Is that cheating?, I let you decide.
I would agree, that this is not cheating in the true sense of the word. I am sure there are others out of the 5000+ that did the same as this runner. It would appear, since this runner apparently did appear in the original results, that he jumped in late and ran to the finish. I would have zero issue if he started in his corral and pulled out early. Again, jumping in after the start causes logistical issues.
I do not see what happened in Mexico City as a cultural phenomenon. We see similar actions (on a smaller scale) at Disney races. Cutting the course short for the medal is not unique to Mexico City.
The 1500 Runners
In addition to the over 5000 runners that were disqualified, 1500 were added to the final results. As part of my research I turned to Brian Davis. I know Brian from work he has done analyzing patterns at The Disney races.
The runners that were added weren’t Boston qualifiers. They finished in over 5 hours. Nearly all finished with gun times between 4 hours and 5:12:00.
There is still something wrong with the data assigned to these runners. A large band of these runners are given start times outside of all other runners. It would seem that there was some sort of data failure and these runners were added after the fact. I am not questioning that these runners deserve finishing times. I hope the race will make a statement regarding these runners. Many have posted something to the affect that these runners were simply added to the results and don’t deserve the times. I don’t believe that is the case.

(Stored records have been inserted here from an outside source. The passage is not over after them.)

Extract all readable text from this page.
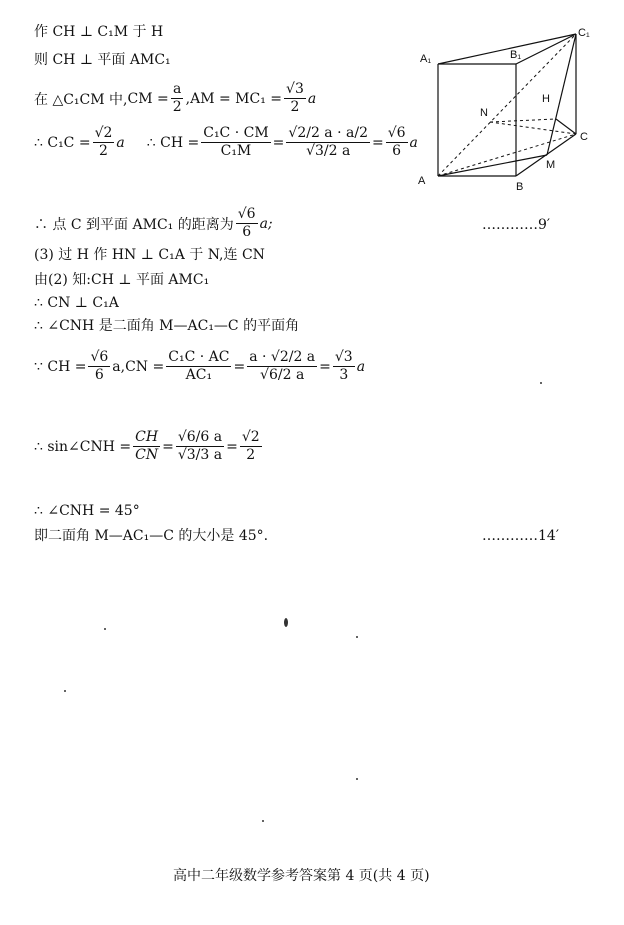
作 CH ⊥ C₁M 于 H
则 CH ⊥ 平面 AMC₁
在 △C₁CM 中, CM = $\frac{a}{2} ,AM = MC_1 = \frac{√3}{2}$ a
∴ $C_1C = \frac{√2}{2}$ a ∴ CH = $\frac{\text{C₁C · CM}}{\text{C₁M}} = \frac{√2/2 a \cdot a/2}{√3/2 a} = \frac{√6}{6}$ a
A₁	B₁
C₁
N
H
C
A	B
M
∴ 点 C 到平面 AMC₁ 的距离为 $\frac{√6}{6} a$;	…………9′
(3) 过 H 作 HN ⊥ C₁A 于 N,连 CN
由(2) 知:CH ⊥ 平面 AMC₁
∴ CN ⊥ C₁A
∴ ∠CNH 是二面角 M—AC₁—C 的平面角
∵ CH = $\frac{√6}{6} a,CN = \frac{\text{C₁C · AC}}{\text{AC₁}} = \frac{a \cdot √2/2 a}{√6/2 a} = \frac{√3}{3}$ a
∴ sin∠CNH = $\frac{CH}{CN} = \frac{√6/6 a}{√3/3 a} = \frac{√2}{2}$
∴ ∠CNH = 45°
即二面角 M—AC₁—C 的大小是 45°.	…………14′
高中二年级数学参考答案第 4 页(共 4 页)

Putting aside the added runners, there was no evidence of any widespread or systematic timing error. There were no gaps in results suggesting any sort of outage. There were only the typical small percent of random misses that are expected with a large # of runners.
The marathon did remove most of the questionable results prior to submitting qualified runners to Boston. The male carrying ‘Maria’s’ bib has now been disquailified.
Thank you everyone that contributed and provided information regarding The Mexico City Marathon.